Hacker News new | ask | show | jobs
by AshamedCaptain 53 days ago
Decompilation to C (and even C++!) has been done automatically for 2-3 decades at least. I am not sure what has changed in recent years other than people playing fast and loose with copyright (and GitHub allowing it, likely because their LLMs also stand to benefit). Introducing LLMs here is only going to introduce errors, delays and likely push you away from a reliable result.

The challenge here is readability. Reading the TP source leak you link I think it's even behind the current state of the art, as it's barely above assembly. This is where I suspect even the smallest of LLMs may help, since you don't care that much if it introduces errors.

1 comments

>Decompilation to C (and even C++!) has been done automatically for 2-3 decades at least.

Only in a very rudimentary sense and definitely not in a working compilation (much less binary equivalent) sense. LLMs have turned this from a gimmick for static analysis into something that actually works pretty well for recompilation projects.

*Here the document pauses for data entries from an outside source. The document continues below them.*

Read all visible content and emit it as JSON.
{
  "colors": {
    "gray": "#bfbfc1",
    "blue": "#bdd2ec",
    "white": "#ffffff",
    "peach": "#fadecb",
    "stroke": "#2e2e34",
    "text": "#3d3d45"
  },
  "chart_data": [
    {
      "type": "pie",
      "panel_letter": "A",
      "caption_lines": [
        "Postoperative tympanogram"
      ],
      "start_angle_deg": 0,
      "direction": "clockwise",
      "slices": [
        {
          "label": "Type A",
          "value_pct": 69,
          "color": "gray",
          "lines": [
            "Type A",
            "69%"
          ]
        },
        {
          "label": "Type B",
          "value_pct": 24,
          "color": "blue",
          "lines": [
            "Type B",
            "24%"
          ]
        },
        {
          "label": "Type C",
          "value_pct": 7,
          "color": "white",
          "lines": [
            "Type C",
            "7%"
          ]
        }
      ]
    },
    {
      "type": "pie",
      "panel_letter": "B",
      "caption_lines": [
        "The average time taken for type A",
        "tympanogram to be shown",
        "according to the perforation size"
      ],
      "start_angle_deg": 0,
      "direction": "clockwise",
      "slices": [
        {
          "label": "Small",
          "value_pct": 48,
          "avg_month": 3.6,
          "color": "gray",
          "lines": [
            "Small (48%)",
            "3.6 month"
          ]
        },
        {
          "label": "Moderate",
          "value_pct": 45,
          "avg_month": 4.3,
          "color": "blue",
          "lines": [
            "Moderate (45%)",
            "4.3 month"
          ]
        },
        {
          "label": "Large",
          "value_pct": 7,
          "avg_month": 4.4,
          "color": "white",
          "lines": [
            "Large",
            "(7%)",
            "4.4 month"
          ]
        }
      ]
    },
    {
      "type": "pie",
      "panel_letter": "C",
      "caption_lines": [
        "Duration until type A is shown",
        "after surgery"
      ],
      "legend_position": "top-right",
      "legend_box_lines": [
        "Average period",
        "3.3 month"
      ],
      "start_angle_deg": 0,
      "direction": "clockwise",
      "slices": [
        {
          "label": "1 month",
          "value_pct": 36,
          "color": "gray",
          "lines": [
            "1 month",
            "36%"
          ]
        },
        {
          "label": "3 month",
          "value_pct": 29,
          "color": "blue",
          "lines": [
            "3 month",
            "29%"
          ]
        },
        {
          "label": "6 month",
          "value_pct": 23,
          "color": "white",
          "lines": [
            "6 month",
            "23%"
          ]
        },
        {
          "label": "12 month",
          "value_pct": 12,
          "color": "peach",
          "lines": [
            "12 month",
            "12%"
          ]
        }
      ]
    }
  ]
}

> Only in a very rudimentary sense and definitely not in a working compilation (much less binary equivalent) sense.

Working is the easy part; the hard part is getting something that classifies as readable C. LLMs do not really help reach the "working compilation" part but benefit from it.

We are way past "working compilation" when it comes to LLMs. They are already really good at writing readable, compliable code. The big problem with LLMs is making sure the output binary actually does what you wanted it to do. But if you define the goal not merely as instructions in a vague, unspecific human language and rather as recreating a given set of binary instructions after compilation, this big drawback goes away. So in a sense they are better suited for recompilation projects than for developing new applications.
My point is that we have been past the "working compilation" way before LLMs, and I do not think anything in LLMs help with it, at best agents use these tools with the same efficiency. I disagree that they're good at writing compilable code, but agree on the readable part.
Which decompiler reliably produced working, high level C/C++ from assembly? I would have loved to use this thing you are describing here 15 years ago. Compilation is inherently lossy, so any system that could have given you this would have needed pretty heavy LLM-like features anyways.

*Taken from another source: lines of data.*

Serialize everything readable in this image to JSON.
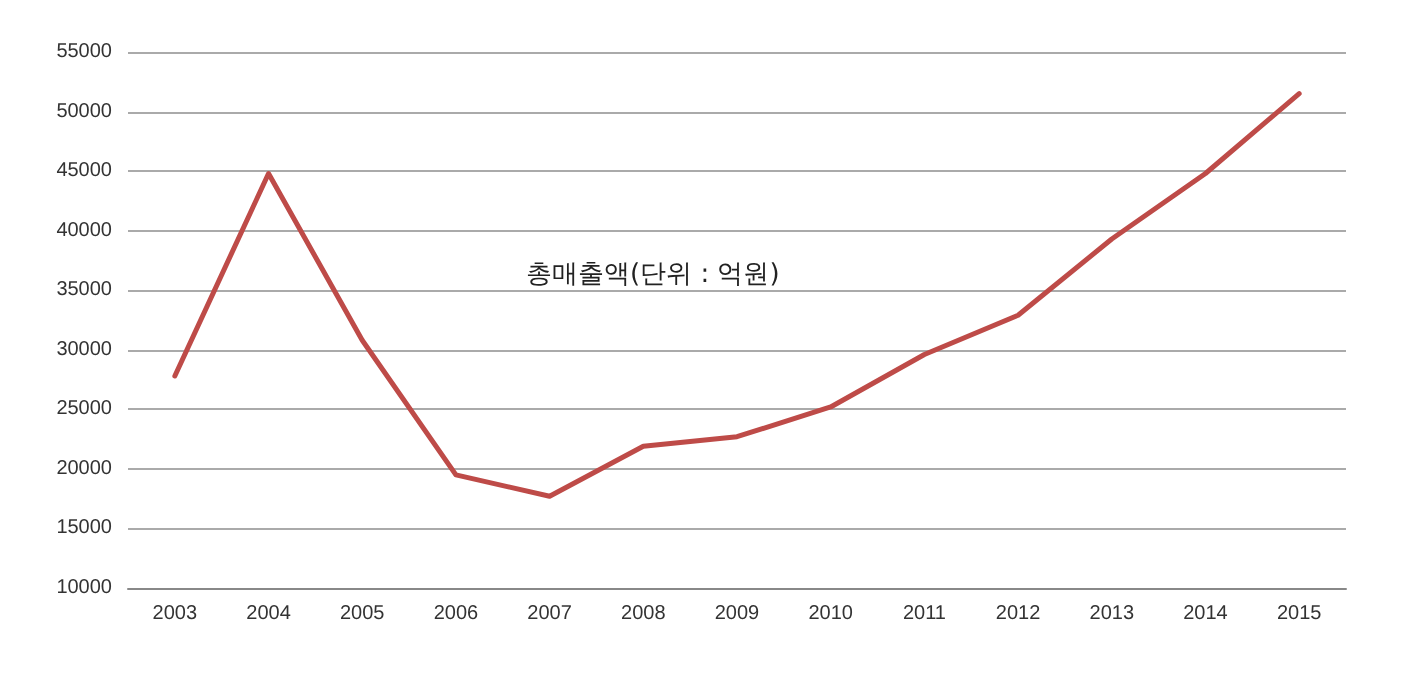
{
  "chart_data": {
    "type": "line",
    "title": "총매출액(단위 : 억원)",
    "categories": [
      "2003",
      "2004",
      "2005",
      "2006",
      "2007",
      "2008",
      "2009",
      "2010",
      "2011",
      "2012",
      "2013",
      "2014",
      "2015"
    ],
    "series": [
      {
        "color": "#be4b48",
        "values": [
          27800,
          44800,
          30800,
          19500,
          17700,
          21900,
          22700,
          25200,
          29600,
          32900,
          39300,
          44800,
          51500
        ]
      }
    ],
    "ylim": [
      10000,
      55000
    ],
    "yticks": [
      10000,
      15000,
      20000,
      25000,
      30000,
      35000,
      40000,
      45000,
      50000,
      55000
    ],
    "grid": "y",
    "marker": "none",
    "line_style": "solid"
  }
}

>I disagree that they're good at writing compilable code

That was never part of the discussion, because as explained several times now it is irrelevant in this case. The existence of the original binary means all you need to do is match up things, which can be automated completely.

I do not understand what is it so hard to "generate working code". Even the free version of Hexrays was doing it 15 years ago, and I have written one in my company that I have used for over 30 years. It's actually ... trivial?

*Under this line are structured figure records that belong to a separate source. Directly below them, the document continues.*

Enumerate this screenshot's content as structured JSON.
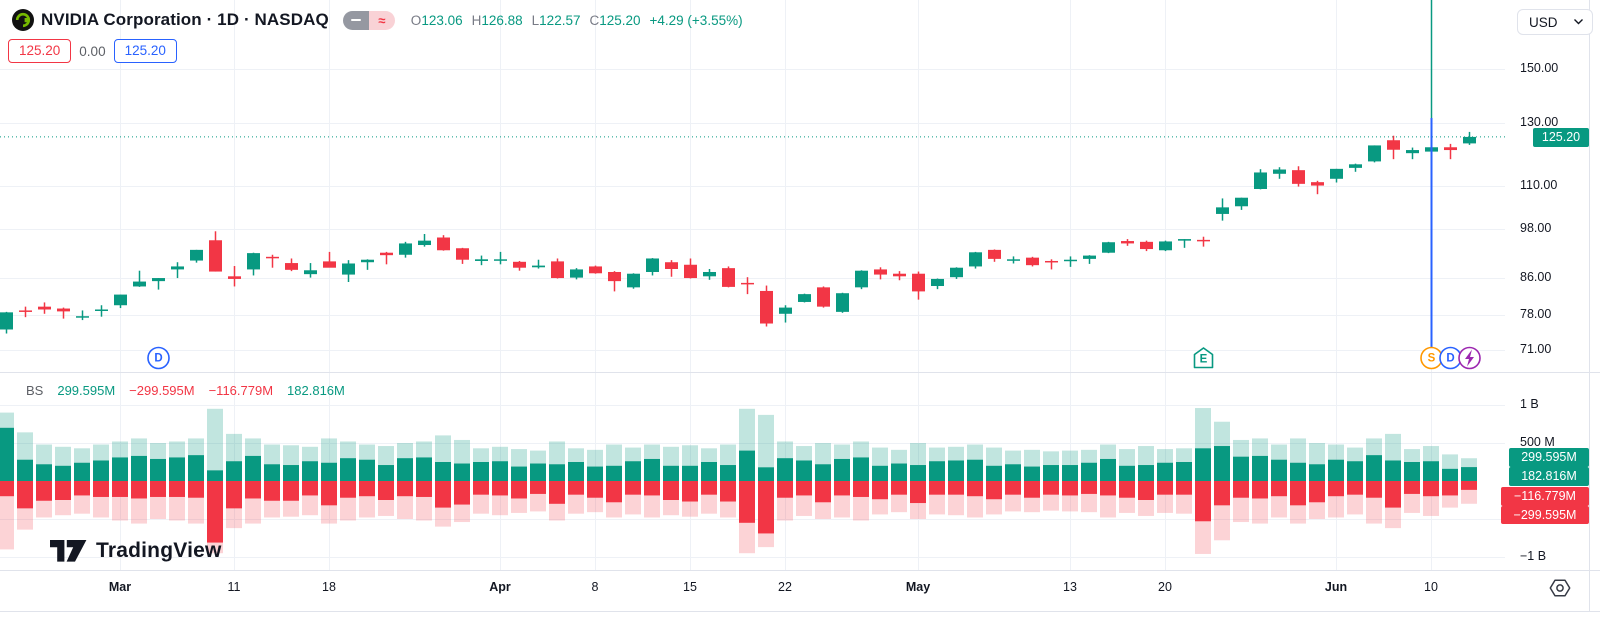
{
  "header": {
    "symbol_title": "NVIDIA Corporation · 1D · NASDAQ",
    "ohlc": {
      "o_label": "O",
      "o": "123.06",
      "h_label": "H",
      "h": "126.88",
      "l_label": "L",
      "l": "122.57",
      "c_label": "C",
      "c": "125.20",
      "change": "+4.29 (+3.55%)"
    },
    "price_boxes": {
      "red": "125.20",
      "middle": "0.00",
      "blue": "125.20"
    },
    "toggle_approx_glyph": "≈"
  },
  "currency_selector": {
    "value": "USD"
  },
  "price_axis": {
    "ticks": [
      {
        "label": "150.00",
        "value": 150
      },
      {
        "label": "130.00",
        "value": 130
      },
      {
        "label": "110.00",
        "value": 110
      },
      {
        "label": "98.00",
        "value": 98
      },
      {
        "label": "86.00",
        "value": 86
      },
      {
        "label": "78.00",
        "value": 78
      },
      {
        "label": "71.00",
        "value": 71
      }
    ],
    "last_price_badge": "125.20"
  },
  "volume_axis": {
    "ticks": [
      {
        "label": "1 B",
        "value": 1000
      },
      {
        "label": "500 M",
        "value": 500
      },
      {
        "label": "−1 B",
        "value": -1000
      }
    ],
    "badges": {
      "total_up": "299.595M",
      "buy": "182.816M",
      "sell": "−116.779M",
      "total_down": "−299.595M"
    }
  },
  "volume_legend": {
    "indicator": "BS",
    "values": [
      {
        "text": "299.595M",
        "color": "teal"
      },
      {
        "text": "−299.595M",
        "color": "red"
      },
      {
        "text": "−116.779M",
        "color": "red"
      },
      {
        "text": "182.816M",
        "color": "teal"
      }
    ]
  },
  "time_axis": {
    "ticks": [
      {
        "label": "Mar",
        "i": 6,
        "bold": true
      },
      {
        "label": "11",
        "i": 12,
        "bold": false
      },
      {
        "label": "18",
        "i": 17,
        "bold": false
      },
      {
        "label": "Apr",
        "i": 26,
        "bold": true
      },
      {
        "label": "8",
        "i": 31,
        "bold": false
      },
      {
        "label": "15",
        "i": 36,
        "bold": false
      },
      {
        "label": "22",
        "i": 41,
        "bold": false
      },
      {
        "label": "May",
        "i": 48,
        "bold": true
      },
      {
        "label": "13",
        "i": 56,
        "bold": false
      },
      {
        "label": "20",
        "i": 61,
        "bold": false
      },
      {
        "label": "Jun",
        "i": 70,
        "bold": true
      },
      {
        "label": "10",
        "i": 75,
        "bold": false
      }
    ]
  },
  "watermark": {
    "brand": "TradingView"
  },
  "chart_data": {
    "type": "candlestick",
    "title": "NVIDIA Corporation · 1D · NASDAQ",
    "price_scale": "log",
    "price_ticks": [
      150,
      130,
      110,
      98,
      86,
      78,
      71
    ],
    "last_price": 125.2,
    "last_change": "+4.29 (+3.55%)",
    "candles": [
      [
        75.0,
        78.6,
        74.2,
        78.5
      ],
      [
        78.9,
        79.7,
        77.5,
        78.8
      ],
      [
        79.7,
        80.6,
        78.2,
        79.1
      ],
      [
        79.3,
        79.5,
        77.2,
        78.7
      ],
      [
        77.6,
        78.9,
        76.9,
        77.7
      ],
      [
        79.0,
        80.0,
        77.6,
        79.1
      ],
      [
        80.0,
        82.3,
        79.4,
        82.3
      ],
      [
        84.1,
        87.7,
        84.0,
        85.2
      ],
      [
        85.3,
        86.0,
        83.4,
        86.0
      ],
      [
        88.0,
        89.7,
        86.0,
        88.7
      ],
      [
        90.1,
        92.7,
        89.6,
        92.7
      ],
      [
        95.1,
        97.4,
        87.5,
        87.5
      ],
      [
        86.4,
        88.8,
        84.1,
        85.8
      ],
      [
        88.0,
        92.0,
        86.6,
        91.9
      ],
      [
        91.0,
        91.5,
        88.4,
        90.9
      ],
      [
        89.5,
        90.6,
        87.6,
        87.9
      ],
      [
        86.9,
        89.5,
        86.1,
        87.8
      ],
      [
        89.9,
        92.2,
        88.5,
        88.4
      ],
      [
        86.8,
        90.2,
        85.1,
        89.4
      ],
      [
        89.7,
        90.4,
        87.9,
        90.3
      ],
      [
        92.0,
        92.2,
        89.2,
        91.4
      ],
      [
        91.5,
        94.7,
        90.8,
        94.3
      ],
      [
        93.9,
        96.7,
        93.5,
        95.0
      ],
      [
        95.8,
        96.4,
        92.5,
        92.6
      ],
      [
        93.1,
        93.2,
        89.3,
        90.3
      ],
      [
        90.0,
        91.3,
        89.0,
        90.4
      ],
      [
        90.3,
        92.2,
        89.2,
        90.4
      ],
      [
        89.8,
        90.0,
        87.7,
        88.4
      ],
      [
        88.5,
        90.3,
        88.2,
        88.9
      ],
      [
        89.9,
        90.6,
        85.9,
        86.0
      ],
      [
        86.1,
        88.3,
        85.7,
        88.0
      ],
      [
        88.7,
        88.9,
        87.0,
        87.1
      ],
      [
        87.4,
        87.6,
        83.0,
        85.3
      ],
      [
        83.9,
        87.1,
        83.6,
        87.0
      ],
      [
        87.4,
        90.7,
        86.6,
        90.6
      ],
      [
        89.7,
        90.2,
        86.3,
        88.1
      ],
      [
        89.1,
        90.6,
        85.9,
        86.0
      ],
      [
        86.4,
        88.1,
        85.6,
        87.4
      ],
      [
        88.3,
        88.7,
        83.9,
        84.0
      ],
      [
        84.9,
        86.2,
        82.4,
        84.6
      ],
      [
        83.1,
        84.3,
        75.6,
        76.2
      ],
      [
        78.2,
        80.0,
        76.4,
        79.5
      ],
      [
        80.7,
        82.5,
        80.6,
        82.4
      ],
      [
        83.9,
        84.1,
        79.5,
        79.7
      ],
      [
        78.6,
        82.7,
        78.4,
        82.6
      ],
      [
        83.9,
        87.8,
        83.5,
        87.7
      ],
      [
        88.0,
        88.5,
        85.7,
        86.8
      ],
      [
        87.0,
        87.6,
        85.5,
        86.4
      ],
      [
        87.0,
        87.5,
        81.2,
        83.0
      ],
      [
        84.2,
        85.9,
        83.5,
        85.8
      ],
      [
        86.2,
        88.5,
        85.8,
        88.4
      ],
      [
        88.7,
        92.2,
        88.2,
        92.1
      ],
      [
        92.7,
        92.8,
        89.8,
        90.5
      ],
      [
        90.4,
        91.1,
        89.4,
        90.4
      ],
      [
        90.8,
        91.0,
        88.7,
        89.0
      ],
      [
        90.0,
        90.4,
        88.0,
        89.9
      ],
      [
        90.2,
        91.1,
        88.6,
        90.3
      ],
      [
        90.5,
        91.4,
        89.3,
        91.3
      ],
      [
        92.0,
        94.7,
        91.9,
        94.6
      ],
      [
        94.9,
        95.4,
        93.7,
        94.3
      ],
      [
        94.7,
        95.0,
        92.4,
        92.9
      ],
      [
        92.6,
        95.0,
        92.4,
        94.8
      ],
      [
        95.0,
        95.4,
        93.2,
        95.4
      ],
      [
        95.2,
        96.0,
        93.5,
        94.9
      ],
      [
        102.0,
        106.3,
        100.2,
        103.8
      ],
      [
        104.1,
        106.5,
        103.1,
        106.5
      ],
      [
        109.0,
        114.9,
        108.9,
        113.9
      ],
      [
        113.5,
        115.5,
        112.0,
        114.8
      ],
      [
        114.6,
        115.8,
        109.7,
        110.5
      ],
      [
        111.0,
        111.4,
        107.5,
        110.0
      ],
      [
        112.0,
        115.0,
        110.9,
        115.0
      ],
      [
        115.3,
        116.6,
        114.1,
        116.4
      ],
      [
        117.3,
        122.4,
        117.0,
        122.4
      ],
      [
        124.1,
        125.6,
        118.0,
        121.0
      ],
      [
        119.9,
        121.7,
        118.0,
        120.9
      ],
      [
        120.4,
        123.1,
        117.0,
        121.8
      ],
      [
        121.8,
        122.9,
        118.0,
        120.9
      ],
      [
        123.06,
        126.88,
        122.57,
        125.2
      ]
    ],
    "volume": {
      "type": "bar",
      "series": "BS buy/sell volume (millions, total & buy)",
      "ylim_millions": [
        -1200,
        1200
      ],
      "values": [
        [
          900,
          700
        ],
        [
          640,
          280
        ],
        [
          480,
          220
        ],
        [
          450,
          200
        ],
        [
          430,
          240
        ],
        [
          480,
          270
        ],
        [
          520,
          310
        ],
        [
          560,
          330
        ],
        [
          500,
          290
        ],
        [
          520,
          310
        ],
        [
          560,
          340
        ],
        [
          950,
          140
        ],
        [
          620,
          260
        ],
        [
          560,
          330
        ],
        [
          480,
          220
        ],
        [
          470,
          210
        ],
        [
          450,
          260
        ],
        [
          560,
          240
        ],
        [
          520,
          300
        ],
        [
          480,
          280
        ],
        [
          460,
          210
        ],
        [
          500,
          300
        ],
        [
          520,
          310
        ],
        [
          600,
          250
        ],
        [
          540,
          230
        ],
        [
          430,
          250
        ],
        [
          450,
          260
        ],
        [
          420,
          190
        ],
        [
          400,
          230
        ],
        [
          520,
          220
        ],
        [
          430,
          250
        ],
        [
          410,
          190
        ],
        [
          480,
          200
        ],
        [
          440,
          260
        ],
        [
          480,
          290
        ],
        [
          450,
          200
        ],
        [
          470,
          200
        ],
        [
          430,
          250
        ],
        [
          480,
          210
        ],
        [
          950,
          400
        ],
        [
          870,
          180
        ],
        [
          520,
          300
        ],
        [
          460,
          270
        ],
        [
          500,
          220
        ],
        [
          480,
          290
        ],
        [
          520,
          310
        ],
        [
          440,
          200
        ],
        [
          410,
          230
        ],
        [
          500,
          210
        ],
        [
          440,
          260
        ],
        [
          450,
          270
        ],
        [
          480,
          280
        ],
        [
          440,
          200
        ],
        [
          400,
          220
        ],
        [
          410,
          190
        ],
        [
          390,
          210
        ],
        [
          400,
          210
        ],
        [
          410,
          240
        ],
        [
          480,
          290
        ],
        [
          420,
          200
        ],
        [
          460,
          210
        ],
        [
          420,
          240
        ],
        [
          430,
          250
        ],
        [
          960,
          430
        ],
        [
          780,
          460
        ],
        [
          540,
          320
        ],
        [
          560,
          330
        ],
        [
          480,
          280
        ],
        [
          560,
          240
        ],
        [
          500,
          220
        ],
        [
          480,
          280
        ],
        [
          440,
          260
        ],
        [
          560,
          340
        ],
        [
          620,
          270
        ],
        [
          420,
          250
        ],
        [
          460,
          260
        ],
        [
          350,
          160
        ],
        [
          299.595,
          182.816
        ]
      ]
    },
    "markers": [
      {
        "glyph": "D",
        "kind": "dividend",
        "i": 8,
        "color": "#2962ff"
      },
      {
        "glyph": "E",
        "kind": "earnings",
        "i": 63,
        "color": "#089981"
      },
      {
        "glyph": "S",
        "kind": "split",
        "i": 75,
        "color": "#ff9800"
      },
      {
        "glyph": "D",
        "kind": "dividend",
        "i": 76,
        "color": "#2962ff"
      },
      {
        "glyph": "lightning",
        "kind": "announcement",
        "i": 77,
        "color": "#9c27b0"
      }
    ],
    "event_vline": {
      "i": 75,
      "top_color": "#089981",
      "bottom_color": "#2962ff"
    },
    "colors": {
      "up": "#089981",
      "down": "#f23645",
      "vol_up_faint": "rgba(8,153,129,0.25)",
      "vol_down_faint": "rgba(242,54,69,0.22)",
      "grid": "#eef1f6",
      "border": "#e0e3eb",
      "accent_blue": "#2962ff"
    }
  }
}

The problem is readability. No one in his right mind would call what they generate "C++". Mine still interjects assembler from time to time (and not the new version that GCC supports, but the older MSVC style) .

LLMs absolutely do not help with the generate working code part, because this is an exact problem that doesn't need nor benefit from an LLM (other than maybe automating stupid iteration?). They can help with the readability part, because here once you already have a working skeleton it doesn't matter that much if they make mistakes, as it is easy to detect.